First of all, your commitment is admirable; it’s clear you love your wife very much. But be sure to take care of yourself too. Caring for a loved one with dementia is very stressful and can take a big toll on the caregiver. It’s difficult to care for another when your own health is suffering. Ask for help from others, if you can, so you can find ways to take a break. Even if it’s just to run errands or have coffee with a friend, you’ll be able to come back refreshed. CountryHouse offers daytime and overnight services to family caregivers for just this reason. In addition, getting involved with a caregiver support group will give you an opportunity to ask questions, as well as talk with others who are going through similar challenges.

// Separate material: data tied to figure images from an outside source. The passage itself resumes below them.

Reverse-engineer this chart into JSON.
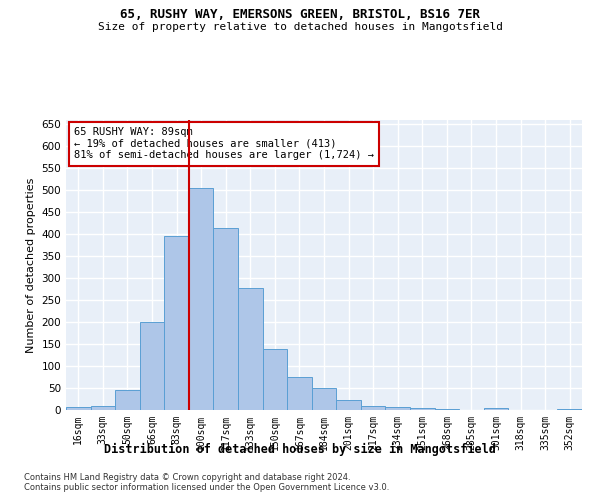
{
  "title1": "65, RUSHY WAY, EMERSONS GREEN, BRISTOL, BS16 7ER",
  "title2": "Size of property relative to detached houses in Mangotsfield",
  "xlabel": "Distribution of detached houses by size in Mangotsfield",
  "ylabel": "Number of detached properties",
  "categories": [
    "16sqm",
    "33sqm",
    "50sqm",
    "66sqm",
    "83sqm",
    "100sqm",
    "117sqm",
    "133sqm",
    "150sqm",
    "167sqm",
    "184sqm",
    "201sqm",
    "217sqm",
    "234sqm",
    "251sqm",
    "268sqm",
    "285sqm",
    "301sqm",
    "318sqm",
    "335sqm",
    "352sqm"
  ],
  "values": [
    7,
    8,
    45,
    200,
    395,
    505,
    415,
    278,
    138,
    75,
    50,
    22,
    10,
    7,
    5,
    3,
    0,
    4,
    0,
    0,
    2
  ],
  "bar_color": "#aec6e8",
  "bar_edge_color": "#5a9fd4",
  "vline_x": 4.5,
  "vline_color": "#cc0000",
  "annotation_line1": "65 RUSHY WAY: 89sqm",
  "annotation_line2": "← 19% of detached houses are smaller (413)",
  "annotation_line3": "81% of semi-detached houses are larger (1,724) →",
  "annotation_box_color": "#ffffff",
  "annotation_box_edge_color": "#cc0000",
  "ylim": [
    0,
    660
  ],
  "yticks": [
    0,
    50,
    100,
    150,
    200,
    250,
    300,
    350,
    400,
    450,
    500,
    550,
    600,
    650
  ],
  "bg_color": "#e8eff8",
  "grid_color": "#ffffff",
  "footer1": "Contains HM Land Registry data © Crown copyright and database right 2024.",
  "footer2": "Contains public sector information licensed under the Open Government Licence v3.0."
}
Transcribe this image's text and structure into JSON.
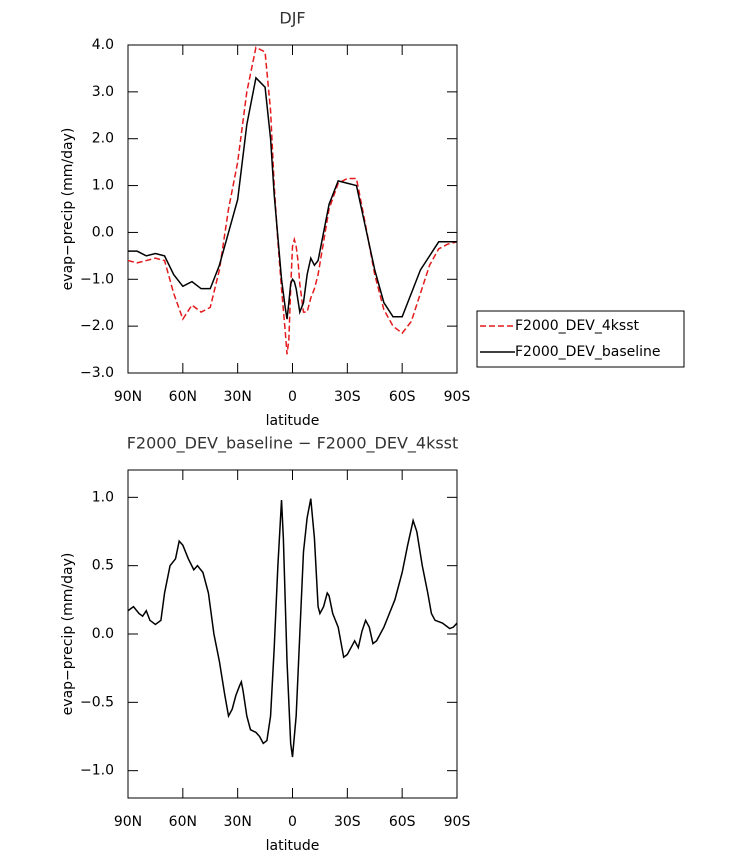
{
  "chart_data": [
    {
      "type": "line",
      "title": "DJF",
      "x_label": "latitude",
      "y_label": "evap−precip (mm/day)",
      "x": [
        90,
        85,
        80,
        75,
        70,
        65,
        60,
        55,
        50,
        45,
        40,
        35,
        30,
        25,
        20,
        15,
        12,
        10,
        8,
        6,
        4,
        3,
        2,
        1,
        0,
        -1,
        -2,
        -3,
        -4,
        -6,
        -8,
        -10,
        -12,
        -14,
        -17,
        -20,
        -25,
        -30,
        -35,
        -40,
        -45,
        -50,
        -55,
        -60,
        -65,
        -70,
        -75,
        -80,
        -85,
        -90
      ],
      "series": [
        {
          "name": "F2000_DEV_4ksst",
          "color": "#e41a1c",
          "dashed": true,
          "values": [
            -0.6,
            -0.65,
            -0.6,
            -0.55,
            -0.6,
            -1.3,
            -1.85,
            -1.55,
            -1.7,
            -1.6,
            -0.8,
            0.5,
            1.5,
            3.0,
            3.95,
            3.85,
            2.6,
            1.0,
            -0.2,
            -1.2,
            -2.1,
            -2.6,
            -2.3,
            -1.2,
            -0.3,
            -0.15,
            -0.3,
            -0.6,
            -1.1,
            -1.7,
            -1.7,
            -1.4,
            -1.2,
            -0.9,
            -0.2,
            0.5,
            1.05,
            1.15,
            1.15,
            0.15,
            -0.9,
            -1.65,
            -2.0,
            -2.15,
            -1.9,
            -1.3,
            -0.7,
            -0.35,
            -0.25,
            -0.2
          ]
        },
        {
          "name": "F2000_DEV_baseline",
          "color": "#000000",
          "dashed": false,
          "values": [
            -0.4,
            -0.4,
            -0.5,
            -0.45,
            -0.5,
            -0.9,
            -1.15,
            -1.05,
            -1.2,
            -1.2,
            -0.7,
            0.0,
            0.7,
            2.3,
            3.3,
            3.1,
            2.0,
            0.8,
            -0.1,
            -1.0,
            -1.6,
            -1.85,
            -1.5,
            -1.1,
            -1.0,
            -1.05,
            -1.2,
            -1.45,
            -1.7,
            -1.5,
            -0.9,
            -0.55,
            -0.7,
            -0.6,
            0.0,
            0.6,
            1.1,
            1.05,
            1.0,
            0.1,
            -0.8,
            -1.5,
            -1.8,
            -1.8,
            -1.3,
            -0.8,
            -0.5,
            -0.2,
            -0.2,
            -0.2
          ]
        }
      ],
      "xlim": [
        90,
        -90
      ],
      "xticks": [
        {
          "value": 90,
          "label": "90N"
        },
        {
          "value": 60,
          "label": "60N"
        },
        {
          "value": 30,
          "label": "30N"
        },
        0,
        {
          "value": -30,
          "label": "30S"
        },
        {
          "value": -60,
          "label": "60S"
        },
        {
          "value": -90,
          "label": "90S"
        }
      ],
      "ylim": [
        -3,
        4
      ],
      "yticks": [
        {
          "value": -3,
          "label": "−3.0"
        },
        {
          "value": -2,
          "label": "−2.0"
        },
        {
          "value": -1,
          "label": "−1.0"
        },
        {
          "value": 0,
          "label": "0.0"
        },
        {
          "value": 1,
          "label": "1.0"
        },
        {
          "value": 2,
          "label": "2.0"
        },
        {
          "value": 3,
          "label": "3.0"
        },
        {
          "value": 4,
          "label": "4.0"
        }
      ],
      "legend": "right"
    },
    {
      "type": "line",
      "title": "F2000_DEV_baseline − F2000_DEV_4ksst",
      "x_label": "latitude",
      "y_label": "evap−precip (mm/day)",
      "x": [
        90,
        87,
        84,
        82,
        80,
        78,
        75,
        72,
        70,
        67,
        64,
        62,
        60,
        57,
        54,
        52,
        49,
        46,
        43,
        40,
        37,
        35,
        33,
        31,
        29,
        28,
        27,
        25,
        23,
        20,
        18,
        16,
        14,
        12,
        10,
        8,
        6,
        5,
        3,
        1,
        0,
        -2,
        -4,
        -6,
        -8,
        -10,
        -12,
        -14,
        -15,
        -17,
        -19,
        -20,
        -22,
        -25,
        -28,
        -30,
        -32,
        -34,
        -36,
        -38,
        -40,
        -42,
        -44,
        -46,
        -50,
        -53,
        -56,
        -60,
        -63,
        -66,
        -68,
        -71,
        -74,
        -76,
        -78,
        -82,
        -86,
        -88,
        -90
      ],
      "color": "#000000",
      "values": [
        0.17,
        0.2,
        0.15,
        0.13,
        0.17,
        0.1,
        0.07,
        0.1,
        0.3,
        0.5,
        0.55,
        0.68,
        0.65,
        0.55,
        0.47,
        0.5,
        0.45,
        0.3,
        0.0,
        -0.2,
        -0.45,
        -0.6,
        -0.55,
        -0.45,
        -0.38,
        -0.35,
        -0.42,
        -0.6,
        -0.7,
        -0.72,
        -0.75,
        -0.8,
        -0.78,
        -0.6,
        -0.1,
        0.5,
        0.98,
        0.7,
        -0.2,
        -0.8,
        -0.9,
        -0.6,
        0.0,
        0.6,
        0.85,
        0.99,
        0.7,
        0.2,
        0.15,
        0.2,
        0.3,
        0.28,
        0.15,
        0.05,
        -0.17,
        -0.15,
        -0.1,
        -0.05,
        -0.1,
        0.02,
        0.1,
        0.05,
        -0.07,
        -0.05,
        0.05,
        0.15,
        0.25,
        0.45,
        0.65,
        0.83,
        0.75,
        0.5,
        0.3,
        0.15,
        0.1,
        0.08,
        0.04,
        0.05,
        0.08
      ],
      "xlim": [
        90,
        -90
      ],
      "xticks": [
        {
          "value": 90,
          "label": "90N"
        },
        {
          "value": 60,
          "label": "60N"
        },
        {
          "value": 30,
          "label": "30N"
        },
        0,
        {
          "value": -30,
          "label": "30S"
        },
        {
          "value": -60,
          "label": "60S"
        },
        {
          "value": -90,
          "label": "90S"
        }
      ],
      "ylim": [
        -1.2,
        1.2
      ],
      "yticks": [
        {
          "value": -1,
          "label": "−1.0"
        },
        {
          "value": -0.5,
          "label": "−0.5"
        },
        {
          "value": 0,
          "label": "0.0"
        },
        {
          "value": 0.5,
          "label": "0.5"
        },
        {
          "value": 1,
          "label": "1.0"
        }
      ]
    }
  ]
}
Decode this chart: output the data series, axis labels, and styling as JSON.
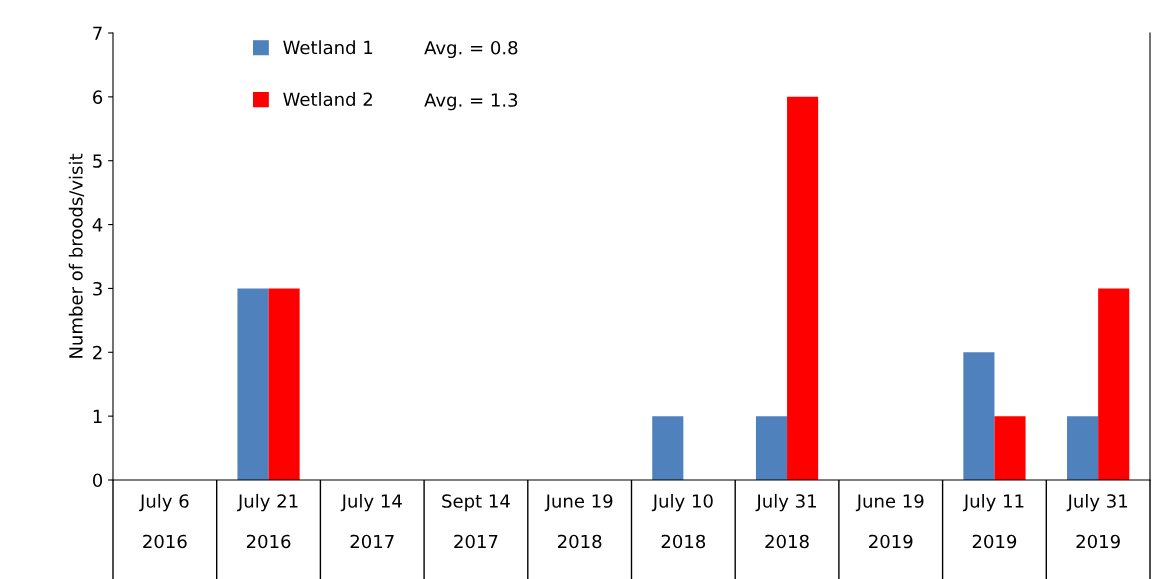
{
  "chart_data": {
    "type": "bar",
    "ylabel": "Number of broods/visit",
    "categories": [
      "July 6\n\n2016",
      "July 21\n\n2016",
      "July 14\n\n2017",
      "Sept 14\n\n2017",
      "June 19\n\n2018",
      "July 10\n\n2018",
      "July 31\n\n2018",
      "June 19\n\n2019",
      "July 11\n\n2019",
      "July 31\n\n2019"
    ],
    "series": [
      {
        "name": "Wetland 1",
        "color": "#4f81bd",
        "values": [
          0,
          3,
          0,
          0,
          0,
          1,
          1,
          0,
          2,
          1
        ]
      },
      {
        "name": "Wetland 2",
        "color": "#ff0000",
        "values": [
          0,
          3,
          0,
          0,
          0,
          0,
          6,
          0,
          1,
          3
        ]
      }
    ],
    "annotations": [
      "Avg. = 0.8",
      "Avg. = 1.3"
    ],
    "ylim": [
      0,
      7
    ],
    "yticks": [
      0,
      1,
      2,
      3,
      4,
      5,
      6,
      7
    ],
    "grid": false,
    "legend": "top left"
  }
}
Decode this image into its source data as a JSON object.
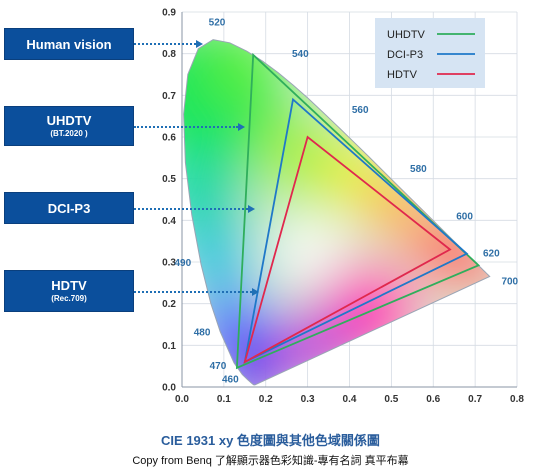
{
  "chart_data": {
    "type": "scatter",
    "title": "CIE 1931 xy 色度圖與其他色域關係圖",
    "xlim": [
      0.0,
      0.8
    ],
    "ylim": [
      0.0,
      0.9
    ],
    "xticks": [
      "0.0",
      "0.1",
      "0.2",
      "0.3",
      "0.4",
      "0.5",
      "0.6",
      "0.7",
      "0.8"
    ],
    "yticks": [
      "0.0",
      "0.1",
      "0.2",
      "0.3",
      "0.4",
      "0.5",
      "0.6",
      "0.7",
      "0.8",
      "0.9"
    ],
    "grid": true,
    "legend_position": "top-right",
    "spectral_locus": [
      [
        0.1741,
        0.005
      ],
      [
        0.1714,
        0.0051
      ],
      [
        0.1689,
        0.0069
      ],
      [
        0.1644,
        0.0109
      ],
      [
        0.1566,
        0.0177
      ],
      [
        0.144,
        0.0297
      ],
      [
        0.1241,
        0.0578
      ],
      [
        0.0913,
        0.1327
      ],
      [
        0.0687,
        0.2007
      ],
      [
        0.0454,
        0.295
      ],
      [
        0.0235,
        0.4127
      ],
      [
        0.0082,
        0.5384
      ],
      [
        0.0039,
        0.6548
      ],
      [
        0.0139,
        0.7502
      ],
      [
        0.0389,
        0.812
      ],
      [
        0.0743,
        0.8338
      ],
      [
        0.1142,
        0.8262
      ],
      [
        0.1547,
        0.8059
      ],
      [
        0.1929,
        0.7816
      ],
      [
        0.2296,
        0.7543
      ],
      [
        0.2658,
        0.7243
      ],
      [
        0.3016,
        0.6923
      ],
      [
        0.3373,
        0.6589
      ],
      [
        0.3731,
        0.6245
      ],
      [
        0.4087,
        0.5896
      ],
      [
        0.4441,
        0.5547
      ],
      [
        0.4788,
        0.5202
      ],
      [
        0.5125,
        0.4866
      ],
      [
        0.5448,
        0.4544
      ],
      [
        0.5752,
        0.4242
      ],
      [
        0.6029,
        0.3965
      ],
      [
        0.627,
        0.3725
      ],
      [
        0.6482,
        0.3514
      ],
      [
        0.6658,
        0.334
      ],
      [
        0.6801,
        0.3197
      ],
      [
        0.6915,
        0.3083
      ],
      [
        0.7006,
        0.2993
      ],
      [
        0.7079,
        0.292
      ],
      [
        0.714,
        0.2859
      ],
      [
        0.719,
        0.2809
      ],
      [
        0.723,
        0.277
      ],
      [
        0.726,
        0.274
      ],
      [
        0.7283,
        0.2717
      ],
      [
        0.73,
        0.27
      ],
      [
        0.7347,
        0.2653
      ]
    ],
    "wavelength_labels": [
      {
        "text": "460",
        "x": 0.144,
        "y": 0.03
      },
      {
        "text": "470",
        "x": 0.124,
        "y": 0.058
      },
      {
        "text": "480",
        "x": 0.091,
        "y": 0.133
      },
      {
        "text": "490",
        "x": 0.045,
        "y": 0.295
      },
      {
        "text": "520",
        "x": 0.074,
        "y": 0.834
      },
      {
        "text": "540",
        "x": 0.23,
        "y": 0.754
      },
      {
        "text": "560",
        "x": 0.373,
        "y": 0.624
      },
      {
        "text": "580",
        "x": 0.512,
        "y": 0.487
      },
      {
        "text": "600",
        "x": 0.627,
        "y": 0.373
      },
      {
        "text": "620",
        "x": 0.691,
        "y": 0.308
      },
      {
        "text": "700",
        "x": 0.735,
        "y": 0.265
      }
    ],
    "series": [
      {
        "name": "UHDTV",
        "color": "#2fae5c",
        "points": [
          [
            0.708,
            0.292
          ],
          [
            0.17,
            0.797
          ],
          [
            0.131,
            0.046
          ]
        ]
      },
      {
        "name": "DCI-P3",
        "color": "#1f78c8",
        "points": [
          [
            0.68,
            0.32
          ],
          [
            0.265,
            0.69
          ],
          [
            0.15,
            0.06
          ]
        ]
      },
      {
        "name": "HDTV",
        "color": "#e0284d",
        "points": [
          [
            0.64,
            0.33
          ],
          [
            0.3,
            0.6
          ],
          [
            0.15,
            0.06
          ]
        ]
      }
    ]
  },
  "callouts": [
    {
      "main": "Human vision",
      "sub": ""
    },
    {
      "main": "UHDTV",
      "sub": "(BT.2020 )"
    },
    {
      "main": "DCI-P3",
      "sub": ""
    },
    {
      "main": "HDTV",
      "sub": "(Rec.709)"
    }
  ],
  "colors": {
    "callout_bg": "#0b4f9c",
    "pointer": "#1f6fb5",
    "axis_text": "#333333",
    "legend_bg": "#d6e4f3"
  },
  "credit": "Copy from Benq 了解顯示器色彩知識-專有名詞 真平布幕"
}
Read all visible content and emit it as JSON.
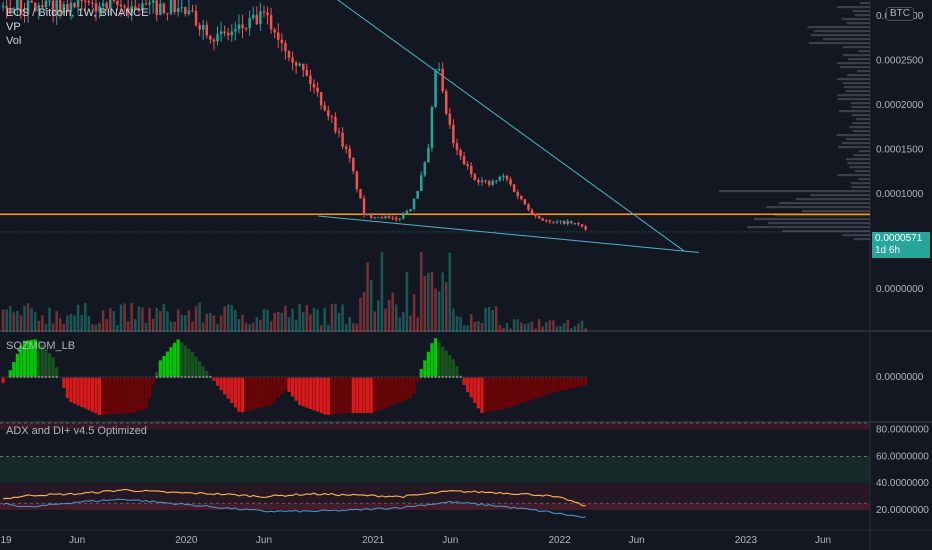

One of the best things you can do is engage your wife in daily activities that focus on her strengths. The need to have feelings of self-worth and belonging don’t evaporate when a person has dementia. Participating in simple activities together can also help you stay connected longer, even beyond the loss of language abilities.
The following 12 principles for activity engagement are from Dr. Cameron Camp of the Center for Applied Research in Dementia:
- The activity should have a sense of purpose, such as placing flowers in a vase or choosing what to wear.
- Invite the person to participate: “Hi Sandra, it’s Jim. Would you like to sort laundry or wash grapes?”
- Offer no more than two choices at a time, either two activities or two options (which shirt to wear, etc.)
- Talk less and demonstrate more.
- Focus on what the person can do.
- Match your speed to the person’s abilities.
- Use visual cues — show how something is done.
- Give the person something to hold.
- Go from simple to more complex tasks.
- Break a task down into simple steps to follow.
- End by asking, “Did you enjoy this?”
- Focus on having a pleasant time, not right or wrong.
Along with patience and encouragement, this interactive approach will make her feel appreciated and accepted.